ZAP-COMIX museaal!

 Soms zou ik wensen dat er in deze tijd ZAP-comix verschenen, zoals in 1968, waarin wat er nu over straat gaat en in cafe’s kwebbelt en samenhokt vermalen werd in strips als die van Robert Crumb, Gilbert Shelton en S.Clay Wilson.

 Ze vragen erom. Maar wie weet nog van die verwoestende aanpak? Kamagurka, Gummbah, ja die. Maar het misverstand groeit. In 2005 deed Boijmans iets matigs aan Robert Crumb, daar bleef het bij. De golf undergroundstrips die vanaf 1968 loskwam is kunsthistorisch obscuur gebleven.

 Wel kreeg je in Boijmans tweede garnituur nazaten van de ZAP-generatie te zien als de o zo brave Noor Hariton Pushwagner en nu weer de weinig opwindende Engelsman Paul Noble met zijn fa­ntasiestad Nobson. Hm.

 Ergerlijk gebrek aan historisch stripbesef. Wat er in de VS gebeurde toen Crumb in San Francisco zijn eerste ZAP kwam verkopen en affichemakers Victor Moscoso en Rick Griffin strikte, alsook gruwelstrip-tekenaar S.Clay Wilson bracht een nu vergeten schokgolf teweeg. In Nederland richtte Evert Geradts meteen zijn Tante Leny op en Joost Swarte Modern Papier.

 ZAP was het uitzinnige antwoord op de puriteinse jaren '50 van het Mccarthyisme en Doris Day.
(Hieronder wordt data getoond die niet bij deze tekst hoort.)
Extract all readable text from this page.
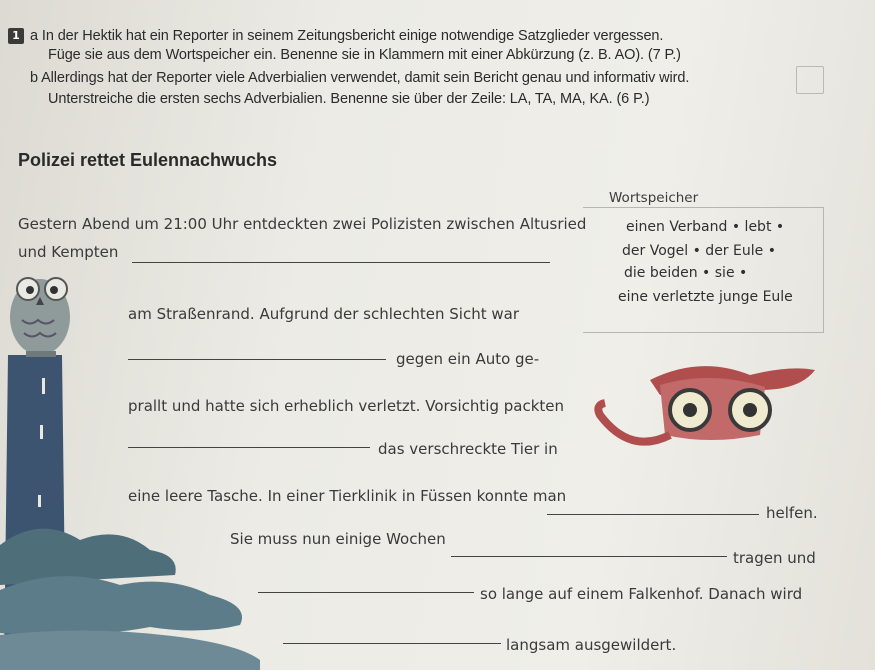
1 a In der Hektik hat ein Reporter in seinem Zeitungsbericht einige notwendige Satzglieder vergessen.
Füge sie aus dem Wortspeicher ein. Benenne sie in Klammern mit einer Abkürzung (z. B. AO). (7 P.)
b Allerdings hat der Reporter viele Adverbialien verwendet, damit sein Bericht genau und informativ wird.
Unterstreiche die ersten sechs Adverbialien. Benenne sie über der Zeile: LA, TA, MA, KA. (6 P.)
Polizei rettet Eulennachwuchs
Wortspeicher
einen Verband • lebt •
der Vogel • der Eule •
die beiden • sie •
eine verletzte junge Eule
Gestern Abend um 21:00 Uhr entdeckten zwei Polizisten zwischen Altusried
und Kempten
am Straßenrand. Aufgrund der schlechten Sicht war
gegen ein Auto ge-
prallt und hatte sich erheblich verletzt. Vorsichtig packten
das verschreckte Tier in
eine leere Tasche. In einer Tierklinik in Füssen konnte man
helfen.
Sie muss nun einige Wochen
tragen und
so lange auf einem Falkenhof. Danach wird
langsam ausgewildert.
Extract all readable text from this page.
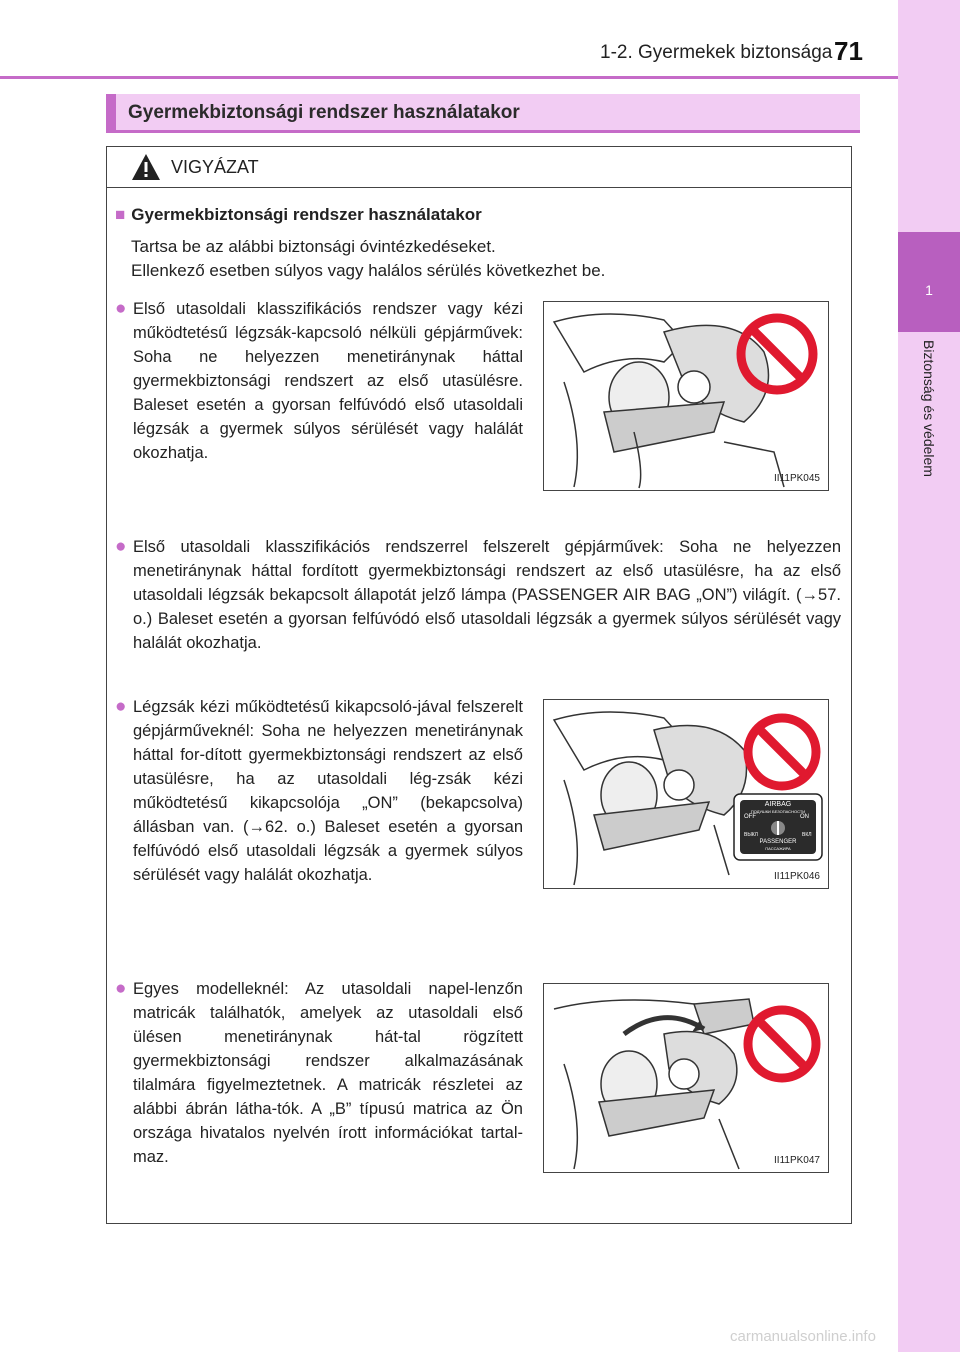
1-2. Gyermekek biztonsága 71
1
Biztonság és védelem
Gyermekbiztonsági rendszer használatakor
VIGYÁZAT
■ Gyermekbiztonsági rendszer használatakor
Tartsa be az alábbi biztonsági óvintézkedéseket.
Ellenkező esetben súlyos vagy halálos sérülés következhet be.
● Első utasoldali klasszifikációs rendszer vagy kézi működtetésű légzsák-kapcsoló nélküli gépjárművek: Soha ne helyezzen menetiránynak háttal gyermekbiztonsági rendszert az első utasülésre. Baleset esetén a gyorsan felfúvódó első utasoldali légzsák a gyermek súlyos sérülését vagy halálát okozhatja.
II11PK045
● Első utasoldali klasszifikációs rendszerrel felszerelt gépjárművek: Soha ne helyezzen menetiránynak háttal fordított gyermekbiztonsági rendszert az első utasülésre, ha az első utasoldali légzsák bekapcsolt állapotát jelző lámpa (PASSENGER AIR BAG „ON”) világít. (→57. o.) Baleset esetén a gyorsan felfúvódó első utasoldali légzsák a gyermek súlyos sérülését vagy halálát okozhatja.
● Légzsák kézi működtetésű kikapcsoló-jával felszerelt gépjárműveknél: Soha ne helyezzen menetiránynak háttal for-dított gyermekbiztonsági rendszert az első utasülésre, ha az utasoldali lég-zsák kézi működtetésű kikapcsolója „ON” (bekapcsolva) állásban van. (→62. o.) Baleset esetén a gyorsan felfúvódó első utasoldali légzsák a gyermek súlyos sérülését vagy halálát okozhatja.
AIRBAG
ПОДУШКИ БЕЗОПАСНОСТИ
OFF	ON
ВЫКЛ	ВКЛ
PASSENGER
ПАССАЖИРА
II11PK046
● Egyes modelleknél: Az utasoldali napel-lenzőn matricák találhatók, amelyek az utasoldali első ülésen menetiránynak hát-tal rögzített gyermekbiztonsági rendszer alkalmazásának tilalmára figyelmeztetnek. A matricák részletei az alábbi ábrán látha-tók. A „B” típusú matrica az Ön országa hivatalos nyelvén írott információkat tartal-maz.	II11PK047
carmanualsonline.info
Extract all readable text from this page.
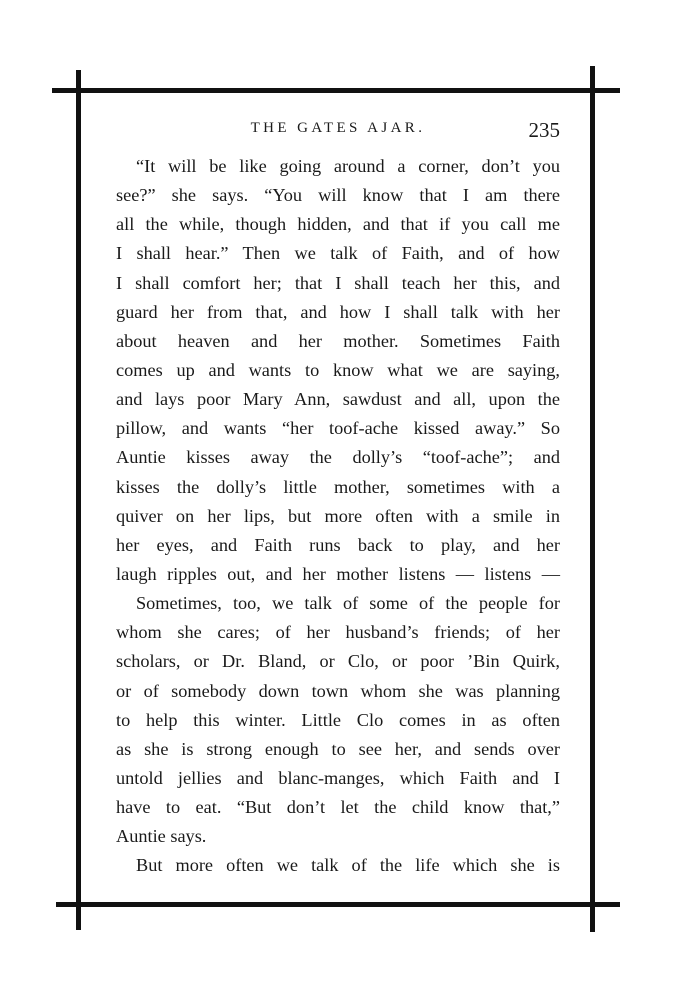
THE GATES AJAR.	235
“It will be like going around a corner, don’t you
see?” she says. “You will know that I am there
all the while, though hidden, and that if you call me
I shall hear.” Then we talk of Faith, and of how
I shall comfort her; that I shall teach her this, and
guard her from that, and how I shall talk with her
about heaven and her mother. Sometimes Faith
comes up and wants to know what we are saying,
and lays poor Mary Ann, sawdust and all, upon the
pillow, and wants “her toof-ache kissed away.” So
Auntie kisses away the dolly’s “toof-ache”; and
kisses the dolly’s little mother, sometimes with a
quiver on her lips, but more often with a smile in
her eyes, and Faith runs back to play, and her
laugh ripples out, and her mother listens — listens —
Sometimes, too, we talk of some of the people for
whom she cares; of her husband’s friends; of her
scholars, or Dr. Bland, or Clo, or poor ’Bin Quirk,
or of somebody down town whom she was planning
to help this winter. Little Clo comes in as often
as she is strong enough to see her, and sends over
untold jellies and blanc-manges, which Faith and I
have to eat. “But don’t let the child know that,”
Auntie says.
But more often we talk of the life which she is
 ZAP is de jaren '60 in a nutshell, een revolutie die alles ondersteboven gooit en tegelijk zichzelf ironiseert. Met gretige mishandeling van de stripklassieken. Het feminisme, de hippies, het spiritualisme - Mr. Natural - het burgerdom, de bikers, en dan, wiet en LSD, niets bleef gespaard.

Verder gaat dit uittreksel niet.